Exceptional Poetry From Around the Web: May 2018

Here’s a short selection of some of the best new poems hitting the web. These six poets, both established and emerging, all have talent worth enjoying (& copying). Enjoy, and be grateful, knowing so many awesome poets are making our community beautiful.


 

from “R E D”

by Chase Berggrun in Poetry Magazine

I softened into a swollen confusion
only slightly solid    I was shining
He beckoned
His hands    a dark mass like a thousand rats

Berggrun read this poem for the Poetry Magazine‘s podcast, wherein Don Share called it a tour de force of erasure poetry. The poem is an excerpt from Berggrun’s debut, a full length erasure of Bram Stoker’s Dracula—a profound and delicate excavation of the original text, revealing hidden threads of the original work that confront gender and violence and “monsterhood.”


 

Dearest Thanatos,

by Traci Brimhall in American Poetry Review

On my knees I wished for tempest,

for rack and screw. I asked for churchless pleasures to disturb my
numb comfort, wanted lick and wallow,

wished to swallow the laugh out of my child’s mouth, and—my God—
wished for even the shame of an apple.

An epistle letter, Brimhall’s poem doesn’t necessarily venture far from one of the most basic instincts of poets: confront death. But there’s courage and daring here—a poet has to be bold to think they have something new to say to death—and it pays off. “Dearest Thanatos,” is fresh, evocative, and wholly its own in the face of the eternal Thanatos.


 

Get Out

by Matthew Minicucci in The Believer

Salvation in occlusion; the ear’s stuffed buck; bark like some bloodied tree of fear, luminous and white. Catharsis either chokes or does not choke. Binary.

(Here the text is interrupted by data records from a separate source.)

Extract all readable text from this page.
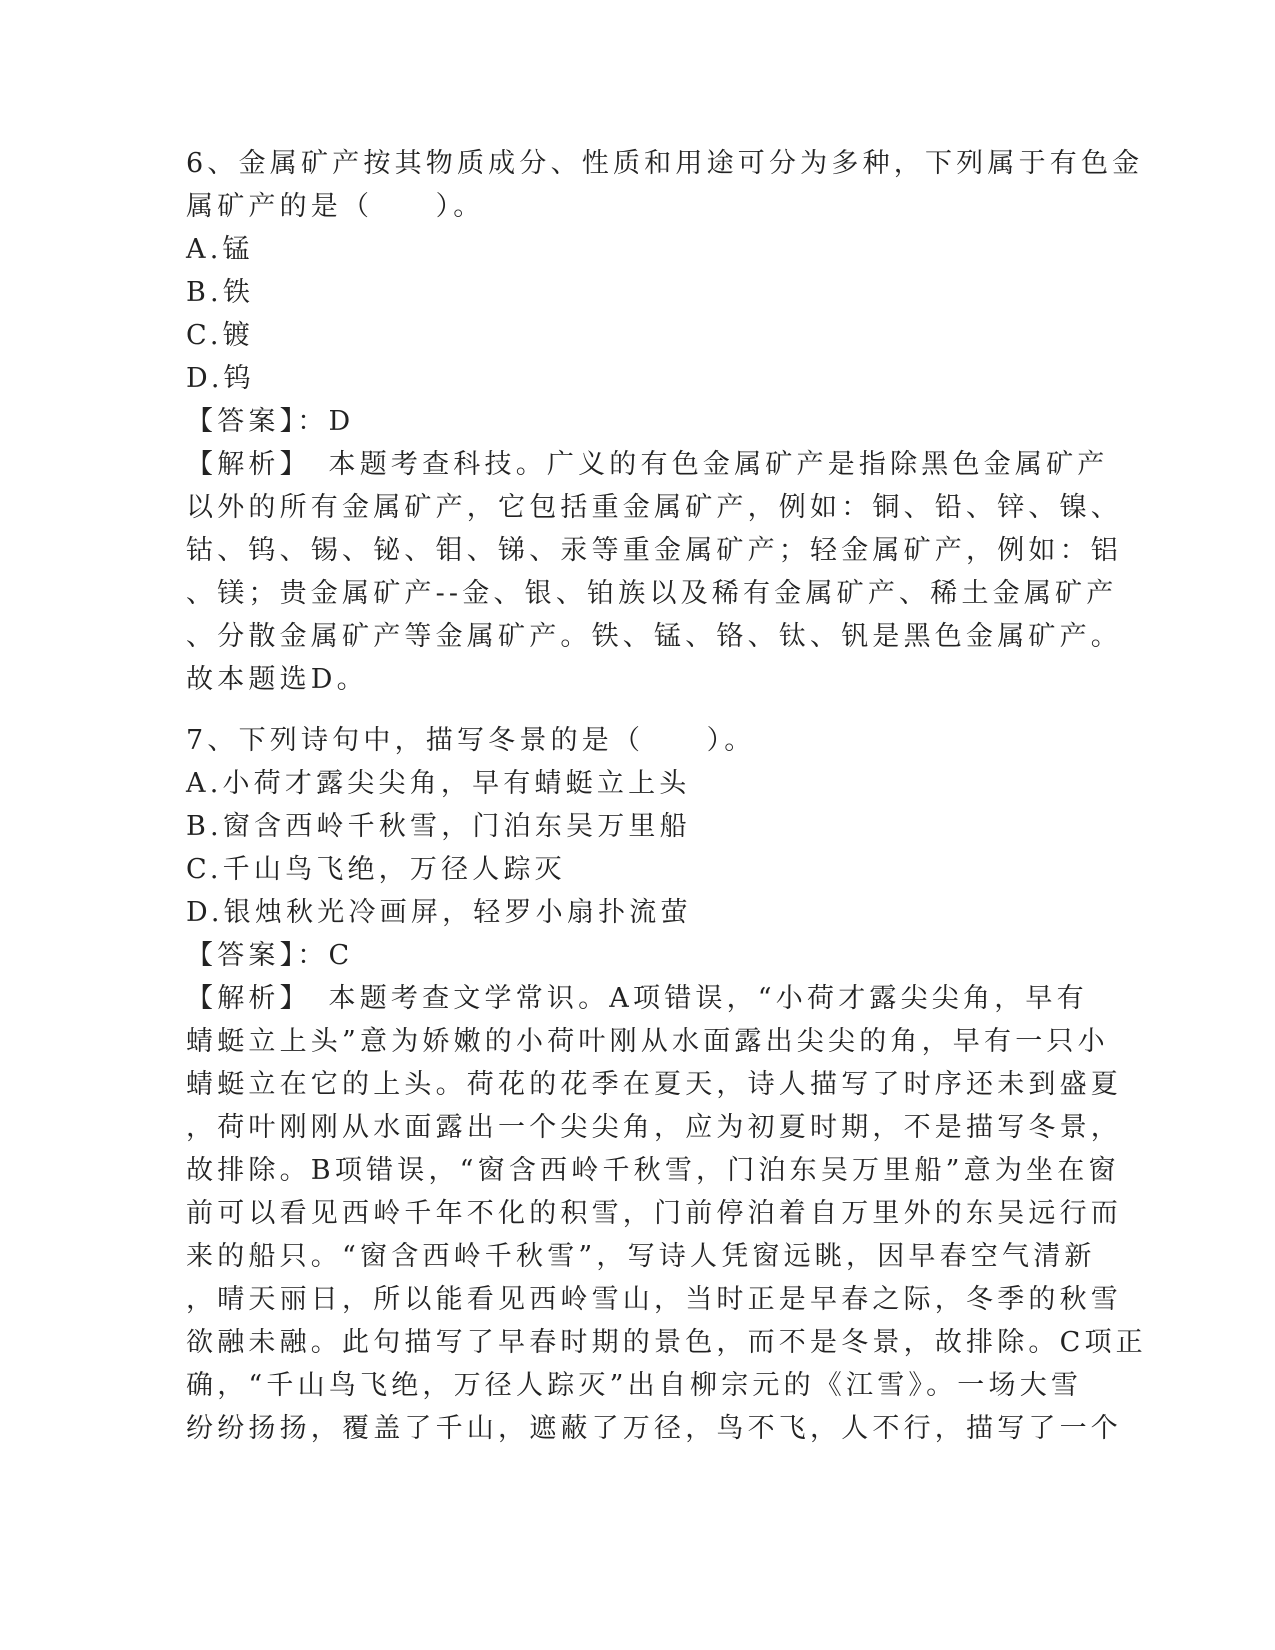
6、金属矿产按其物质成分、性质和用途可分为多种，下列属于有色金
属矿产的是（　　）。
A.锰
B.铁
C.镀
D.钨
【答案】：D
【解析】　本题考查科技。广义的有色金属矿产是指除黑色金属矿产
以外的所有金属矿产，它包括重金属矿产，例如：铜、铅、锌、镍、
钴、钨、锡、铋、钼、锑、汞等重金属矿产；轻金属矿产，例如：铝
、镁；贵金属矿产--金、银、铂族以及稀有金属矿产、稀土金属矿产
、分散金属矿产等金属矿产。铁、锰、铬、钛、钒是黑色金属矿产。
故本题选D。
7、下列诗句中，描写冬景的是（　　）。
A.小荷才露尖尖角，早有蜻蜓立上头
B.窗含西岭千秋雪，门泊东吴万里船
C.千山鸟飞绝，万径人踪灭
D.银烛秋光冷画屏，轻罗小扇扑流萤
【答案】：C
【解析】　本题考查文学常识。A项错误，“小荷才露尖尖角，早有
蜻蜓立上头”意为娇嫩的小荷叶刚从水面露出尖尖的角，早有一只小
蜻蜓立在它的上头。荷花的花季在夏天，诗人描写了时序还未到盛夏
，荷叶刚刚从水面露出一个尖尖角，应为初夏时期，不是描写冬景，
故排除。B项错误，“窗含西岭千秋雪，门泊东吴万里船”意为坐在窗
前可以看见西岭千年不化的积雪，门前停泊着自万里外的东吴远行而
来的船只。“窗含西岭千秋雪”，写诗人凭窗远眺，因早春空气清新
，晴天丽日，所以能看见西岭雪山，当时正是早春之际，冬季的秋雪
欲融未融。此句描写了早春时期的景色，而不是冬景，故排除。C项正
确，“千山鸟飞绝，万径人踪灭”出自柳宗元的《江雪》。一场大雪
纷纷扬扬，覆盖了千山，遮蔽了万径，鸟不飞，人不行，描写了一个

“Get Out” burns across the prosaic lines with a compact and deliberate energy usually reserved for tight poetic forms like the sonnet. Minicucci also performs a delicate ekphrasis here, as the poem speaks within and around the Academy Award winning movie, Get Out—taking hold of the film’s language and imagery to produce something new.


 

The Right Light to See the Dust Move

by Alicia Mountain in Sycamore Review

I haven’t flipped the mattress since I bought it,
alone at a Costco, the worst place to be alone.

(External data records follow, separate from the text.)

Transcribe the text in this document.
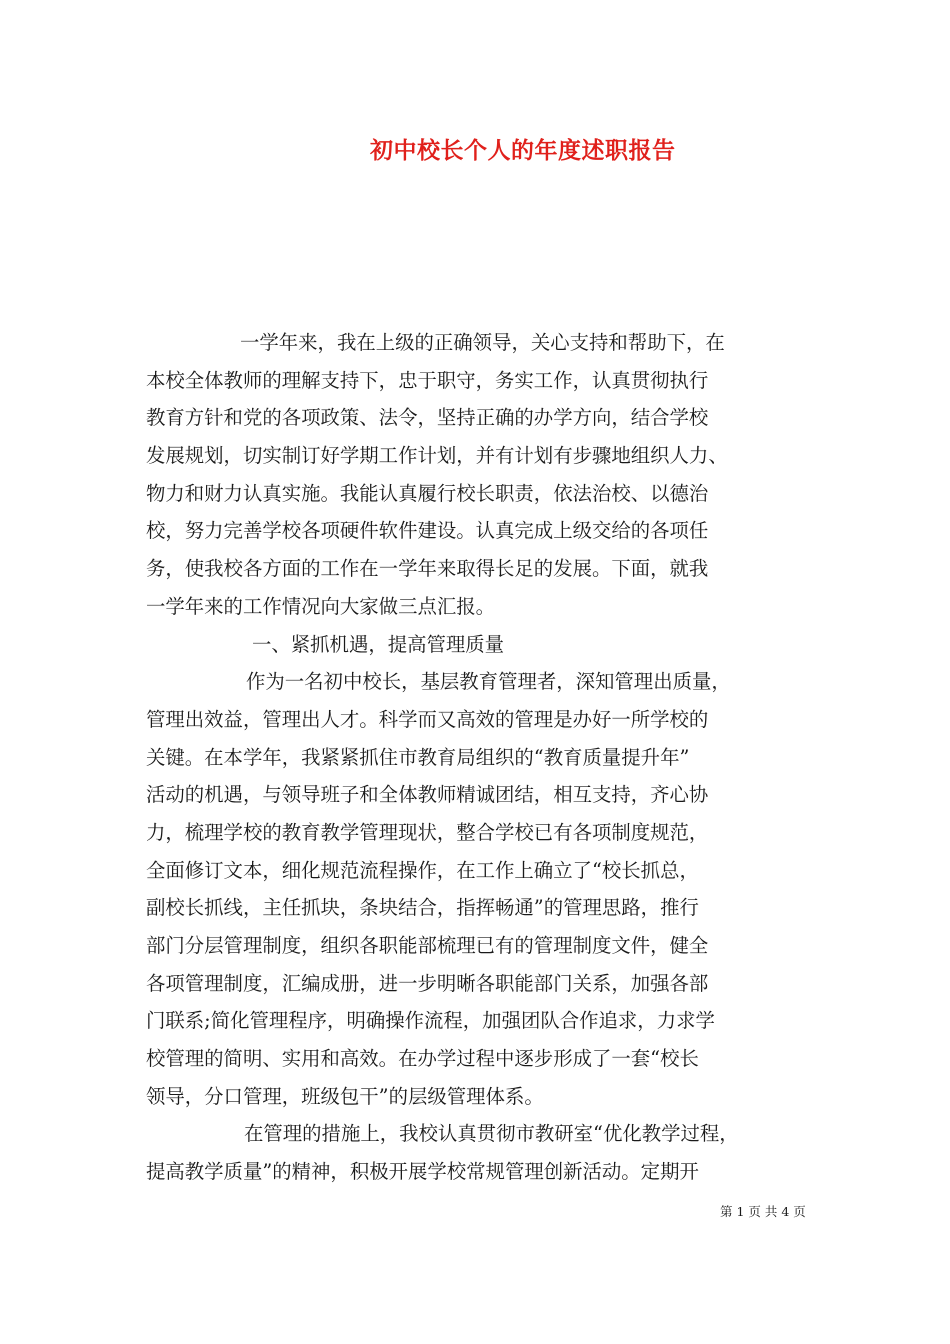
初中校长个人的年度述职报告
一学年来，我在上级的正确领导，关心支持和帮助下，在
本校全体教师的理解支持下，忠于职守，务实工作，认真贯彻执行
教育方针和党的各项政策、法令，坚持正确的办学方向，结合学校
发展规划，切实制订好学期工作计划，并有计划有步骤地组织人力、
物力和财力认真实施。我能认真履行校长职责，依法治校、以德治
校，努力完善学校各项硬件软件建设。认真完成上级交给的各项任
务，使我校各方面的工作在一学年来取得长足的发展。下面，就我
一学年来的工作情况向大家做三点汇报。
一、紧抓机遇，提高管理质量
作为一名初中校长，基层教育管理者，深知管理出质量，
管理出效益，管理出人才。科学而又高效的管理是办好一所学校的
关键。在本学年，我紧紧抓住市教育局组织的“教育质量提升年”
活动的机遇，与领导班子和全体教师精诚团结，相互支持，齐心协
力，梳理学校的教育教学管理现状，整合学校已有各项制度规范，
全面修订文本，细化规范流程操作，在工作上确立了“校长抓总，
副校长抓线，主任抓块，条块结合，指挥畅通”的管理思路，推行
部门分层管理制度，组织各职能部梳理已有的管理制度文件，健全
各项管理制度，汇编成册，进一步明晰各职能部门关系，加强各部
门联系;简化管理程序，明确操作流程，加强团队合作追求，力求学
校管理的简明、实用和高效。在办学过程中逐步形成了一套“校长
领导，分口管理，班级包干”的层级管理体系。
在管理的措施上，我校认真贯彻市教研室“优化教学过程，
提高教学质量”的精神，积极开展学校常规管理创新活动。定期开
第 1 页 共 4 页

If you see Costco in a poem, it’s a good bet that the poet has a great sense of humor. “The Right Light” doesn’t disappoint—the banality of chores and big box stores is the perfect backdrop for Mountain’s middle-class American ennui, and the satire of it.


 

Wren Anting

by Dean Young in Nashville Review

How small I am in the fly’s eye
but many, many.  How cool I am to the fire
but tasty, tasty.  You lie in the dust
with your wings open and the ants clean you.

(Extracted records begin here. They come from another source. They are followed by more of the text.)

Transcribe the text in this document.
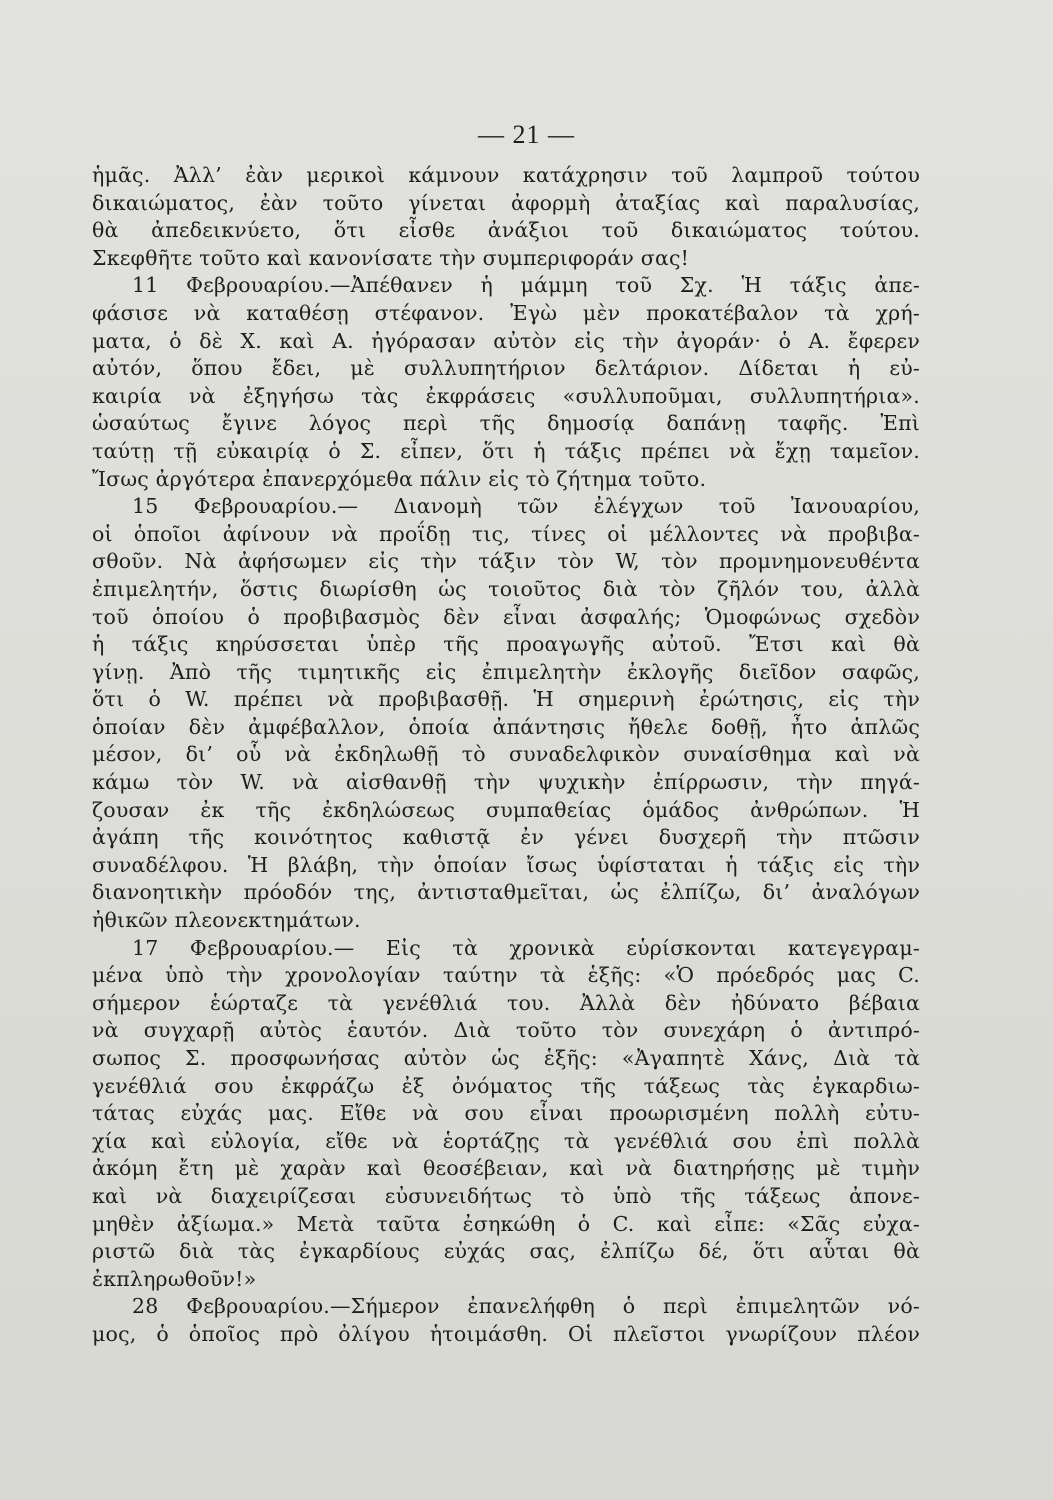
— 21 —
ἡμᾶς. Ἀλλ’ ἐὰν μερικοὶ κάμνουν κατάχρησιν τοῦ λαμπροῦ τούτου
δικαιώματος, ἐὰν τοῦτο γίνεται ἀφορμὴ ἀταξίας καὶ παραλυσίας,
θὰ ἀπεδεικνύετο, ὅτι εἶσθε ἀνάξιοι τοῦ δικαιώματος τούτου.
Σκεφθῆτε τοῦτο καὶ κανονίσατε τὴν συμπεριφοράν σας!
11 Φεβρουαρίου.—Ἀπέθανεν ἡ μάμμη τοῦ Σχ. Ἡ τάξις ἀπε-
φάσισε νὰ καταθέσῃ στέφανον. Ἐγὼ μὲν προκατέβαλον τὰ χρή-
ματα, ὁ δὲ Χ. καὶ Α. ἠγόρασαν αὐτὸν εἰς τὴν ἀγοράν· ὁ Α. ἔφερεν
αὐτόν, ὅπου ἔδει, μὲ συλλυπητήριον δελτάριον. Δίδεται ἡ εὐ-
καιρία νὰ ἐξηγήσω τὰς ἐκφράσεις «συλλυποῦμαι, συλλυπητήρια».
ὡσαύτως ἔγινε λόγος περὶ τῆς δημοσίᾳ δαπάνῃ ταφῆς. Ἐπὶ
ταύτῃ τῇ εὐκαιρίᾳ ὁ Σ. εἶπεν, ὅτι ἡ τάξις πρέπει νὰ ἔχῃ ταμεῖον.
Ἴσως ἀργότερα ἐπανερχόμεθα πάλιν εἰς τὸ ζήτημα τοῦτο.
15 Φεβρουαρίου.— Διανομὴ τῶν ἐλέγχων τοῦ Ἰανουαρίου,
οἱ ὁποῖοι ἀφίνουν νὰ προΐδῃ τις, τίνες οἱ μέλλοντες νὰ προβιβα-
σθοῦν. Νὰ ἀφήσωμεν εἰς τὴν τάξιν τὸν W, τὸν προμνημονευθέντα
ἐπιμελητήν, ὅστις διωρίσθη ὡς τοιοῦτος διὰ τὸν ζῆλόν του, ἀλλὰ
τοῦ ὁποίου ὁ προβιβασμὸς δὲν εἶναι ἀσφαλής; Ὁμοφώνως σχεδὸν
ἡ τάξις κηρύσσεται ὑπὲρ τῆς προαγωγῆς αὐτοῦ. Ἔτσι καὶ θὰ
γίνῃ. Ἀπὸ τῆς τιμητικῆς εἰς ἐπιμελητὴν ἐκλογῆς διεῖδον σαφῶς,
ὅτι ὁ W. πρέπει νὰ προβιβασθῇ. Ἡ σημερινὴ ἐρώτησις, εἰς τὴν
ὁποίαν δὲν ἀμφέβαλλον, ὁποία ἀπάντησις ἤθελε δοθῇ, ἦτο ἁπλῶς
μέσον, δι’ οὗ νὰ ἐκδηλωθῇ τὸ συναδελφικὸν συναίσθημα καὶ νὰ
κάμω τὸν W. νὰ αἰσθανθῇ τὴν ψυχικὴν ἐπίρρωσιν, τὴν πηγά-
ζουσαν ἐκ τῆς ἐκδηλώσεως συμπαθείας ὁμάδος ἀνθρώπων. Ἡ
ἀγάπη τῆς κοινότητος καθιστᾷ ἐν γένει δυσχερῆ τὴν πτῶσιν
συναδέλφου. Ἡ βλάβη, τὴν ὁποίαν ἴσως ὑφίσταται ἡ τάξις εἰς τὴν
διανοητικὴν πρόοδόν της, ἀντισταθμεῖται, ὡς ἐλπίζω, δι’ ἀναλόγων
ἠθικῶν πλεονεκτημάτων.
17 Φεβρουαρίου.— Εἰς τὰ χρονικὰ εὑρίσκονται κατεγεγραμ-
μένα ὑπὸ τὴν χρονολογίαν ταύτην τὰ ἑξῆς: «Ὁ πρόεδρός μας C.
σήμερον ἑώρταζε τὰ γενέθλιά του. Ἀλλὰ δὲν ἠδύνατο βέβαια
νὰ συγχαρῇ αὐτὸς ἑαυτόν. Διὰ τοῦτο τὸν συνεχάρη ὁ ἀντιπρό-
σωπος Σ. προσφωνήσας αὐτὸν ὡς ἑξῆς: «Ἀγαπητὲ Χάνς, Διὰ τὰ
γενέθλιά σου ἐκφράζω ἐξ ὀνόματος τῆς τάξεως τὰς ἐγκαρδιω-
τάτας εὐχάς μας. Εἴθε νὰ σου εἶναι προωρισμένη πολλὴ εὐτυ-
χία καὶ εὐλογία, εἴθε νὰ ἑορτάζῃς τὰ γενέθλιά σου ἐπὶ πολλὰ
ἀκόμη ἔτη μὲ χαρὰν καὶ θεοσέβειαν, καὶ νὰ διατηρήσῃς μὲ τιμὴν
καὶ νὰ διαχειρίζεσαι εὐσυνειδήτως τὸ ὑπὸ τῆς τάξεως ἀπονε-
μηθὲν ἀξίωμα.» Μετὰ ταῦτα ἐσηκώθη ὁ C. καὶ εἶπε: «Σᾶς εὐχα-
ριστῶ διὰ τὰς ἐγκαρδίους εὐχάς σας, ἐλπίζω δέ, ὅτι αὗται θὰ
ἐκπληρωθοῦν!»
28 Φεβρουαρίου.—Σήμερον ἐπανελήφθη ὁ περὶ ἐπιμελητῶν νό-
μος, ὁ ὁποῖος πρὸ ὀλίγου ἡτοιμάσθη. Οἱ πλεῖστοι γνωρίζουν πλέον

Dean Young’s new poetry rarely appears online, so “Wren Anting” is a special treat this month. A master of the associative leaping, Young packs so many disparate objects into the poem. A lesser poet—with less charm, less insight into the symbolic unconscious, and less guts for daring into the unknown—would fall flat immediately.


 

Duality

by Kavi Kshiraj in PØST

you’re grotesque. my blown-pupils are fixed to you and your gruesome form and the valleys between your vertebrae in the landscape of your back and i could say something about the duality of humanity

The raw obsession with a body is at peak display in Kshiraj’s “Duality.” The lover’s body is terrain to conquer, enemy to battle, blade to hold, rorschach test and clue to self. Kshiraj performs a state of arousal and fear with highest anxiety—the reader can’t help but be affected in their own guts and skin.